Nouvelle colonie havre

Nouvelle colonie havre. Entre 1638 et 1662, la colonie de New Haven était une entité indépendante, séparée et juridiquement distincte de la colonie du Connecticut. Suivant un schéma commun, New Haven a simplement été pris aux Indiens Quinnipiac pour une valeur symbolique par John Davenport et Theophilus Eaton et leurs partisans. "New Haven" était un nom botha qui évoquait un port anglais et, plus important encore, un signifiant littéral de ce que le puritain

les fondateurs espéraient que la colonie portuaire américaine serait: un Commonwealth biblique plus pur que même la colonie de la baie du Massachusetts, d'où les colons de New Haven avaient émigré.

Au cours de sa génération unique d'existence indépendante, la colonie a d'abord été à la hauteur de son engagement envers le fanatisme religieux. Les puritains ont adopté une «alliance de plantation» si pure qu'elle liait chaque habitant à la gouvernance par la loi mosaïque littérale. La réalité est intervenue rapidement, bien sûr, et en quelques années un gouvernement civil a été établi à contrecœur, soumis toujours aux diktats de l'Église. La force de la colonie et son importance résident dans le fait de son engagement religieux immaculé, peut-être la plus extrême de toutes les entités puritaines indépendantes des colonies du Nouveau Monde du XVIIe siècle.

Sa constitution de 1639 ne mentionne ni le roi ni le droit commun anglais; il interdit, par exemple, le procès par jury. «Sept piliers» de la force religieuse (les hommes) ont été élus pour diriger à la fois l'Église et l'État dans la colonie. Le terme "théocratie" ne s'appliquait probablement nulle part plus convenablement dans le Nouveau Monde qu'à New Haven. Seuls les membres de l'église pouvaient voter et la communauté est restée fidèle à la vision du révérend John Davenport, son fondateur principal. (Les lois bleues de l'Ancien Testament à New Haven restent légitimement célèbres, la plupart sur les livres locaux jusqu'au XXe siècle.) Les étrangers ont été refoulés aux frontières de la colonie, violemment Quakers. Ces frontières comprenaient à l'origine ce qui est maintenant la ville de New Haven et son arrière-pays, les villes de North Haven, Wallingford et Hamden; au fil du temps, la colonie a ajouté les villes de Guilford, Milford et même brièvement Southold, Long Island.
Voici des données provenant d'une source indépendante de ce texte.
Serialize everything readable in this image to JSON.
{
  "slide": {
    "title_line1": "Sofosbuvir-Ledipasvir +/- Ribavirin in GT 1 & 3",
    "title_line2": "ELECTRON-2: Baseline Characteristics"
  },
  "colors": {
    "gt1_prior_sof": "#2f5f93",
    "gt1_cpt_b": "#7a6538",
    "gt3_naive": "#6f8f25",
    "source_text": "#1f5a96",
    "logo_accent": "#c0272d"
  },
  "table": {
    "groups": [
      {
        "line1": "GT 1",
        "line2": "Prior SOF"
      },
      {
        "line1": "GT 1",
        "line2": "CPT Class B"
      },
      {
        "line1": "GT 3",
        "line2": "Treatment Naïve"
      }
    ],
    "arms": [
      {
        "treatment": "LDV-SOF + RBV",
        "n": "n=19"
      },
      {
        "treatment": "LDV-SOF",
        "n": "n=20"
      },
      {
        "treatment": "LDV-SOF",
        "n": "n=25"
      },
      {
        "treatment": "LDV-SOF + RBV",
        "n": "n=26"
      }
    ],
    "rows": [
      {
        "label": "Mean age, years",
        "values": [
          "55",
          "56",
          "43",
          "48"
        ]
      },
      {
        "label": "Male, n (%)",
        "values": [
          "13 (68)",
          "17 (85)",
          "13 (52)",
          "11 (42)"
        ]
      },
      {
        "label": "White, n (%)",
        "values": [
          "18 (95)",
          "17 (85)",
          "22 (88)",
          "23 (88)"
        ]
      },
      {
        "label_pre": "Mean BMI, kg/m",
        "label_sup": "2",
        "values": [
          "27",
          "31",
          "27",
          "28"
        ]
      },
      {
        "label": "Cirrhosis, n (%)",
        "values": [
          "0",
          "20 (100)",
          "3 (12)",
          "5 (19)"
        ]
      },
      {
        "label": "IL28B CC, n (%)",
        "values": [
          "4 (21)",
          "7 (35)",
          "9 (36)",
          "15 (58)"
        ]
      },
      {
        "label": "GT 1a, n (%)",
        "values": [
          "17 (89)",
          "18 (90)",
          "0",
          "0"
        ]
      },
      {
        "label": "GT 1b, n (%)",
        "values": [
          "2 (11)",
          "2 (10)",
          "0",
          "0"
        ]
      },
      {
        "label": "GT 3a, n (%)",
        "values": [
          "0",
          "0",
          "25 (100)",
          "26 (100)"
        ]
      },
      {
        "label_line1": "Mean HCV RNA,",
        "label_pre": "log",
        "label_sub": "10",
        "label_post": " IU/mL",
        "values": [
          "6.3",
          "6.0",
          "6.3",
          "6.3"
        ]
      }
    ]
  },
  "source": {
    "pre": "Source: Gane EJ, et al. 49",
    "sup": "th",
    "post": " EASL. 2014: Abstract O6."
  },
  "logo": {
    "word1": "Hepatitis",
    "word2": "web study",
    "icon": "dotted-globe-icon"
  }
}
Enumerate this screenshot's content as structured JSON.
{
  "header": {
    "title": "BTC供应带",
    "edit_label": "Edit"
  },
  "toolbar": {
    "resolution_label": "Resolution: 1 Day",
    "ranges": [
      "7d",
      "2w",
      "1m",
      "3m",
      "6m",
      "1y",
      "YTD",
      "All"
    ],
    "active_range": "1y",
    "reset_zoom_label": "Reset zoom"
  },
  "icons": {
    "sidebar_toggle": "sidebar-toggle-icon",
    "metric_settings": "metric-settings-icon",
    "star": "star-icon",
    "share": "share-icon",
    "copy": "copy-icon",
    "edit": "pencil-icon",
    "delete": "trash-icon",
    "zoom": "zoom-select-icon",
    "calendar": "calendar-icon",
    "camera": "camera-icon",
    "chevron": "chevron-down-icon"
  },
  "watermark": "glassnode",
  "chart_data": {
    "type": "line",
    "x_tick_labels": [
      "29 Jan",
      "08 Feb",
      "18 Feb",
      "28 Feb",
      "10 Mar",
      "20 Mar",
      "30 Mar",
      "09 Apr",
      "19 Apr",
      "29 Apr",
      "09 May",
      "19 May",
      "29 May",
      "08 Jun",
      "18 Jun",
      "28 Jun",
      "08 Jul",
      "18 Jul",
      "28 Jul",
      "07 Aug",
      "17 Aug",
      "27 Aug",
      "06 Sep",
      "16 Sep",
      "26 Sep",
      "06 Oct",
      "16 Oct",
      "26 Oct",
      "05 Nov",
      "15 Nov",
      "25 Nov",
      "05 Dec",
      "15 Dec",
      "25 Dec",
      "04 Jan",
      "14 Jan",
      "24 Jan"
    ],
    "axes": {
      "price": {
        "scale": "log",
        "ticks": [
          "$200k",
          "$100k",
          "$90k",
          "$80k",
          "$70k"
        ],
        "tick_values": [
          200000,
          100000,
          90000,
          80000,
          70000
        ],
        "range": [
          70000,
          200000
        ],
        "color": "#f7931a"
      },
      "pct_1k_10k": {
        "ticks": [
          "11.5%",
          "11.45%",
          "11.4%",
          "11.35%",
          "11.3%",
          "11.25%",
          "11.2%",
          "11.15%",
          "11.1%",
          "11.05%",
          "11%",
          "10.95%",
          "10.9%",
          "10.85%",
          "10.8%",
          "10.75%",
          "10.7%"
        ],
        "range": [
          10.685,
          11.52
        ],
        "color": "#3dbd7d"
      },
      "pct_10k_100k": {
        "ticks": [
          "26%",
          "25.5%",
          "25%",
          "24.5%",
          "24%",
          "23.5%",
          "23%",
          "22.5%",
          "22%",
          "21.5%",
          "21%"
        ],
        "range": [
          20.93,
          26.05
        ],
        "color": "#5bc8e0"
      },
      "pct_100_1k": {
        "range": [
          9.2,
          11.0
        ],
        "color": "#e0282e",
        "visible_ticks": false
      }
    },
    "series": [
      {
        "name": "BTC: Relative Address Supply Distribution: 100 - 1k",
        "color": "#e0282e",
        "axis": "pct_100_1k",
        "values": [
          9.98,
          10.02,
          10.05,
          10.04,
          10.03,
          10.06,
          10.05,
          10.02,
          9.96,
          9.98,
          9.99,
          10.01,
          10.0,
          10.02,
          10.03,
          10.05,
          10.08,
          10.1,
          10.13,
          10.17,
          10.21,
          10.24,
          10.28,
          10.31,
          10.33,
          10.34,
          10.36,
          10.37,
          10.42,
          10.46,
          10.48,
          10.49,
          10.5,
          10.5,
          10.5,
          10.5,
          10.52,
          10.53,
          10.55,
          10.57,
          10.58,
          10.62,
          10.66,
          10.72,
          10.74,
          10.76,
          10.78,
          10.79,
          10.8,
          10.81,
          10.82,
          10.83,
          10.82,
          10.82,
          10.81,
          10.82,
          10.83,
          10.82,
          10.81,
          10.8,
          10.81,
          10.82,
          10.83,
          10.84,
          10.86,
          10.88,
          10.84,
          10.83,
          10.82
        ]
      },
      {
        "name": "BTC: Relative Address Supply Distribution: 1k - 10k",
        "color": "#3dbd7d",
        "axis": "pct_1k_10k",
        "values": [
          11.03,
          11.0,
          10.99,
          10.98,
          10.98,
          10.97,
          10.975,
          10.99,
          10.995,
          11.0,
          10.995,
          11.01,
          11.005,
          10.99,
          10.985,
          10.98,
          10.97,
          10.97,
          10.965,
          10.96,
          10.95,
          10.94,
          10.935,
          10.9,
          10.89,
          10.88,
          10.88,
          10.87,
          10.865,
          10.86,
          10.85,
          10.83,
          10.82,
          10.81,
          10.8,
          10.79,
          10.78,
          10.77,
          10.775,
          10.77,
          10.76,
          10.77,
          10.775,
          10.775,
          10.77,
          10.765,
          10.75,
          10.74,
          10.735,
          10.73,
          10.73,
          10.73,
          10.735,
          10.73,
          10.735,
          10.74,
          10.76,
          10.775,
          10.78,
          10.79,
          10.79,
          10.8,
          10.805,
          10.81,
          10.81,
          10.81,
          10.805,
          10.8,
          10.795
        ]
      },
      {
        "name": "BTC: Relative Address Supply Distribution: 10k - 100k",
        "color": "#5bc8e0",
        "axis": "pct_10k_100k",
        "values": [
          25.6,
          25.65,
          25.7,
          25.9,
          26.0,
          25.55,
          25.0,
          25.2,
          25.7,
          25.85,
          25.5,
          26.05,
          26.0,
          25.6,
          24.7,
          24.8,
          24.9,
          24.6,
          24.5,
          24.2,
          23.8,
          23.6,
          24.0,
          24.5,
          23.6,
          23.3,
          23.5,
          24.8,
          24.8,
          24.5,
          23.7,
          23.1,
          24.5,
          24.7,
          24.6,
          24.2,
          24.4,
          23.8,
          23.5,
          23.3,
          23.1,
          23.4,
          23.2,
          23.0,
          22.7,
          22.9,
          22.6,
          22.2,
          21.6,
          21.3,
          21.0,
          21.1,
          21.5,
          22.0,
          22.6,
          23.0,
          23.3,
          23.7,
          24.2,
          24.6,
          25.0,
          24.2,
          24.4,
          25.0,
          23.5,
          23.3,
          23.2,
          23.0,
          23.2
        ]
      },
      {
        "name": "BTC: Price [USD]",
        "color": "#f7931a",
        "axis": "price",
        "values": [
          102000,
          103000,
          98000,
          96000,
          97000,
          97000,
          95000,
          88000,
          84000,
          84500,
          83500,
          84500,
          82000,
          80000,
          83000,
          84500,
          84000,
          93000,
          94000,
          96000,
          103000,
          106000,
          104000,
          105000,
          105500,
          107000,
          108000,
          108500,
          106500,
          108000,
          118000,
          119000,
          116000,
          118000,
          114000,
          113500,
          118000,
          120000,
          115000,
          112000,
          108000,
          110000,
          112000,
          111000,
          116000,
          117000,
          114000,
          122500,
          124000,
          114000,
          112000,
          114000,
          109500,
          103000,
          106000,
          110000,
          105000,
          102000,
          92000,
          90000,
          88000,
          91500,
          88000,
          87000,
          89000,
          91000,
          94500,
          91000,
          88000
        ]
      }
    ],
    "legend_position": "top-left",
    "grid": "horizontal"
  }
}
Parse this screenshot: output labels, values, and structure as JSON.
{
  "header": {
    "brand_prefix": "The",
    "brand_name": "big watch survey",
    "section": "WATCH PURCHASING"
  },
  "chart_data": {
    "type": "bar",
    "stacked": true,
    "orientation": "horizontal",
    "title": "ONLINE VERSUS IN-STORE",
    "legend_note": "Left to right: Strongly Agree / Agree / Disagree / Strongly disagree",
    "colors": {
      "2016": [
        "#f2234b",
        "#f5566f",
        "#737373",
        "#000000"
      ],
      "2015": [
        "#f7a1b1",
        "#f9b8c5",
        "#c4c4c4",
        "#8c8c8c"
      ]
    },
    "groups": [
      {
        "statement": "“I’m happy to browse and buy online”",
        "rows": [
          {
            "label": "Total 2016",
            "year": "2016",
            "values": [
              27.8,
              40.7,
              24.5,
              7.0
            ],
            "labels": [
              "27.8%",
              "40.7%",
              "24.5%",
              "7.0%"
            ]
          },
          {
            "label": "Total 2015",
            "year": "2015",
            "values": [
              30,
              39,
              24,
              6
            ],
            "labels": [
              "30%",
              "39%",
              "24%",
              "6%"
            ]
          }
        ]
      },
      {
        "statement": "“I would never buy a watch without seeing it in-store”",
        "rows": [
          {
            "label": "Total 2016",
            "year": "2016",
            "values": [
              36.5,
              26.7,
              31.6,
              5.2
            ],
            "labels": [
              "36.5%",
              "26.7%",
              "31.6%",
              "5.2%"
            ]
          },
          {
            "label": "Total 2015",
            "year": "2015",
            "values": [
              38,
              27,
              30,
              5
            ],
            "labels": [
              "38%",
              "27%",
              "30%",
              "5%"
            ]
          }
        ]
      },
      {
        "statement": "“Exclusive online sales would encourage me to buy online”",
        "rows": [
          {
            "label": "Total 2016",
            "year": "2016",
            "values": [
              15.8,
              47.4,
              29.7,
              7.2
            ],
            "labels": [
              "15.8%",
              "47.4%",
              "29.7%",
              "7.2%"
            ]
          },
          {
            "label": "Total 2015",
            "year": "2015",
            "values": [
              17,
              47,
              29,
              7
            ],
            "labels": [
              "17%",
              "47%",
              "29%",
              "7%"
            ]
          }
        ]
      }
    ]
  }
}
Avec des Néerlandais hostiles à proximité à New Amsterdam, et un assortiment de baptistes et de quakers omniprésents cherchant à entrer, la colonie a toujours été un endroit tendu, motivée par son sens de la mission religieuse à la fois de tenir son terrain et de s'étendre si possible.

Lorsque la monarchie a été restaurée en Angleterre en 1660, l'influent John Winthrop a quitté le Connecticut pour Londres pour obtenir une charte. Il a fait cela en 1662, ramenant à la maison une charte qui comprenait un titre à New Haven. Une rébellion sporadique s'ensuivit pendant environ un an, mais avec tant d'ennemis qui attendaient à proximité (étiquetés «royalistes, romains et stuarts» par les habitants), ennemis encore plus odieux que les congrégationalistes rétrogrades du Connecticut, la colonie de New Haven se soumit à l'inévitable. Le 13 décembre 1664, la colonie fusionna à contrecœur son sort avec (par comparaison) la colonie du Connecticut, plus libérale et moins théologique. John Davenport, toujours aussi zélé, annonça que la colonie de New Haven avait été «misérablement perdue». Même s'il n'est plus indépendant, New Haven est resté un orphelin obstiné dans le grand Connecticut pendant au moins une génération.

Son héritage est en grande partie comme un symbole des hauteurs de dévotion auxquelles ces puritains les plus engagés pourraient aspirer. New Haven, dans sa brève existence, était une communauté biblique vivante et respirante qui a duré pendant une seule génération glorieuse.

Bibliographie

Calder, Isabel. La colonie de New Haven. New Haven, Connecticut: Yale University Press, 1934. Réimpression, Hamden, Connecticut: Archon, 1970.

Taylor, Robert J. Connecticut colonial. Millwood, NY: KTO Press, 1979.

Administration de l'avancement des travaux. Connecticut: Guide de ses routes, de ses traditions et de ses habitants. Boston: 1938.